Dispositifs de soutien aux énergies renouvelables

Objectifs des dispositifs de soutien aux énergies renouvelables : Enjeux et opportunités pour la France

Le développement des énergies renouvelables bénéficie d’un soutien de l’État soit en amont dans le domaine de la recherche et développement, soit en phase d’industrialisation en soutien à la demande et au déploiement commercial (par exemple par le biais de tarifs d’achat, d’appels d’offres ou de dispositifs fiscaux).

Décembre 2016

Le développement des énergies renouvelables bénéficie d’un soutien de l’État soit en amont dans le domaine de la recherche et développement, soit en phase d’industrialisation en soutien à la demande et au déploiement commercial (par exemple par le biais de tarifs d’achats ou de compléments de rémunération délivrés dans le cadre de guichets ouverts ou d’appels d’offres ou de dispositifs fiscaux).

Le choix entre les différents outils de soutien dépend de la maturité technologique, de la compétitivité et des retombées en termes de valeur ajoutée en France et en Europe, au regard des caractéristiques de la chaîne de valeur de chaque énergie et de ses avantages comparatifs.

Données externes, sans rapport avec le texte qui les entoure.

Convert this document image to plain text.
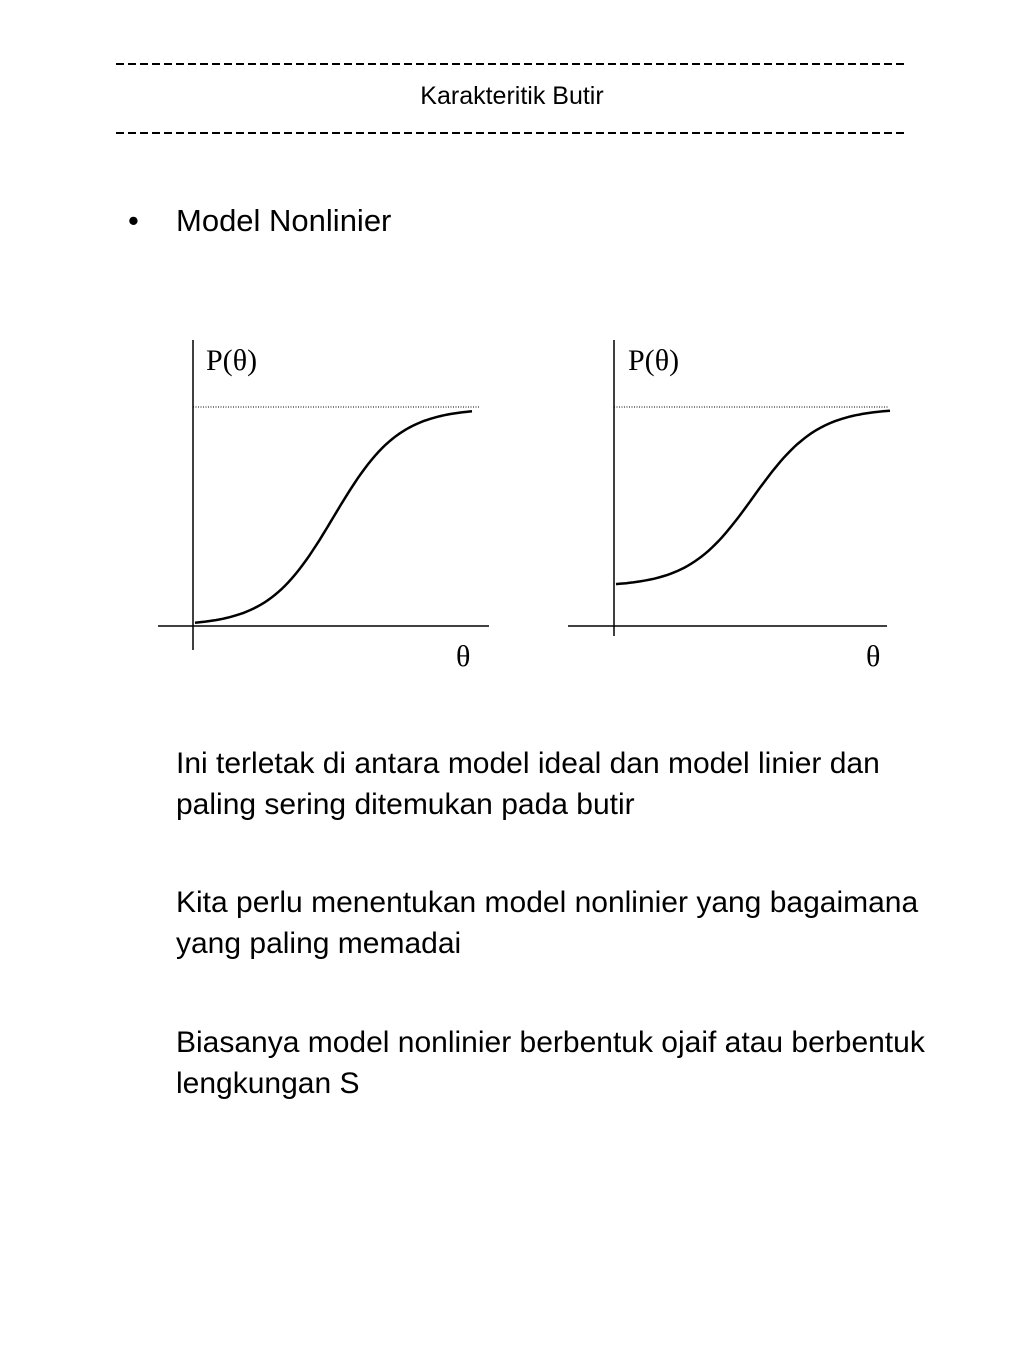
Karakteritik Butir
•	Model Nonlinier
P(θ)
θ
P(θ)
θ
Ini terletak di antara model ideal dan model linier dan paling sering ditemukan pada butir
Kita perlu menentukan model nonlinier yang bagaimana yang paling memadai
Biasanya model nonlinier berbentuk ojaif atau berbentuk lengkungan S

Chiffres clés des énergies renouvelables – édition 2016 (format – 6.08 Mo)

Objectifs de développement des énergies renouvelables

La loi relative à la transition énergétique pour la croissance verte (LTECV) a été promulguée le 17 août 2015. Elle fixe des objectifs ambitieux en matière de développement des énergies renouvelables :

  • augmenter la part des énergies renouvelables à 23 % de la consommation finale brute d’énergie en 2020 et à 32 % de cette consommation en 2030 ;
  • atteindre 40 % de la production d’électricité d’origine renouvelable en 2030 ;
  • atteindre 38 % de la consommation finale de chaleur d’origine renouvelable en 2030 ;
  • atteindre 15 % de la consommation finale de carburant d’origine renouvelable en 2030 ;
  • atteindre 10 % de la consommation de gaz d’origine renouvelable en 2030 ;
  • multiplier par cinq la quantité de chaleur et de froid renouvelables et de récupération livrée par les réseaux de chaleur et de froid à l’horizon 2030.

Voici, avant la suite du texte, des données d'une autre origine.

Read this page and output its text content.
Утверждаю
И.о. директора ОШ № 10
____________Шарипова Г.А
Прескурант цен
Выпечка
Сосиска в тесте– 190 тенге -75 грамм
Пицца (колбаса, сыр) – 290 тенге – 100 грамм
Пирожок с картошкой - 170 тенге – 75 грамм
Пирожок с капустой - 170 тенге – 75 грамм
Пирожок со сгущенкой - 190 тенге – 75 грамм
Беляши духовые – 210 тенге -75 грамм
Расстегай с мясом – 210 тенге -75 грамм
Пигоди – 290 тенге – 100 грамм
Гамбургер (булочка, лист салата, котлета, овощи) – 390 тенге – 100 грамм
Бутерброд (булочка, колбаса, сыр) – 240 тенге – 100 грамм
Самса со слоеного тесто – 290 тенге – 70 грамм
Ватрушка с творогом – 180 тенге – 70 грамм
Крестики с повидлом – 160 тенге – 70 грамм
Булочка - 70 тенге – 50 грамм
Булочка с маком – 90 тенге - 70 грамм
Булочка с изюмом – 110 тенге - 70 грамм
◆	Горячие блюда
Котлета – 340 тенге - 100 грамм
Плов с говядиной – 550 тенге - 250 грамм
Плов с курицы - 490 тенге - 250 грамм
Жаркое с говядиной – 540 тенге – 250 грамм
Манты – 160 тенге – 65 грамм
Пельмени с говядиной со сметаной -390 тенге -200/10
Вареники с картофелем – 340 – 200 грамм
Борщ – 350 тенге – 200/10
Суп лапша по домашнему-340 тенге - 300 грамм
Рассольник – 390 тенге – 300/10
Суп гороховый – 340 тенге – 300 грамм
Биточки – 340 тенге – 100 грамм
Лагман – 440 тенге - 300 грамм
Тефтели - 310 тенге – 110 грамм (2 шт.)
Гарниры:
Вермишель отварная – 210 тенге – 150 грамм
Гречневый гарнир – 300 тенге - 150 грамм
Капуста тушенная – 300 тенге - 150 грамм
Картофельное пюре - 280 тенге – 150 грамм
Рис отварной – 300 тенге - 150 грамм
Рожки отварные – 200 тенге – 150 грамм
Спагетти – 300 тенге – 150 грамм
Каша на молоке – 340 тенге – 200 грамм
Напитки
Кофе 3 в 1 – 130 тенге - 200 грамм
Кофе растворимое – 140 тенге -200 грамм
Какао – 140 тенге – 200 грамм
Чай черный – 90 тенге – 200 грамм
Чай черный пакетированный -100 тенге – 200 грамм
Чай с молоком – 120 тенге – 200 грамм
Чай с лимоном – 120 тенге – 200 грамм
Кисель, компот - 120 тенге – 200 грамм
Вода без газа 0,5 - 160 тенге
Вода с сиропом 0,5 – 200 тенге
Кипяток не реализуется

Pour atteindre ces objectifs, le gouvernement s’est doté d’un nouvel outil de programmation appelé programmation pluriannuelle de l’énergie (PPE), qui se substitue aux anciens outils de programmation qui fixe des objectifs quantitatifs, pour chaque filière renouvelable, sur une période de 10 ans à l’exception de la première période prévue pour couvrir la période 2016-2023. La PPE sera revue tous les 5 ans, à l’exception de la première révision qui interviendra en 2018.

Les Programmations pluriannuelles des investissements (PPI) existantes ont été mises à jour par arrêté du 24 avril 2016 relatif aux objectifs de développement des énergies renouvelables, lui-même remplacé par le décret n°2016-1442 du 27 octobre 2016 relatif à la programmation pluriannuelle de l’énergie.

Des objectifs pour chaque filière renouvelable à l’horizon 2018 et 2023 ont ainsi été fixés, allant donc au-delà de leur horizon initial qui était 2020.

Les mécanismes incitatifs mis en place sont spécifiques à chaque filière et doivent faire l’objet d’adaptations périodiques pour tenir compte des évolutions techniques et économiques. Ils sont guidés par le principe d’assurer à ces technologies la rentabilité minimale nécessaire à leur déploiement.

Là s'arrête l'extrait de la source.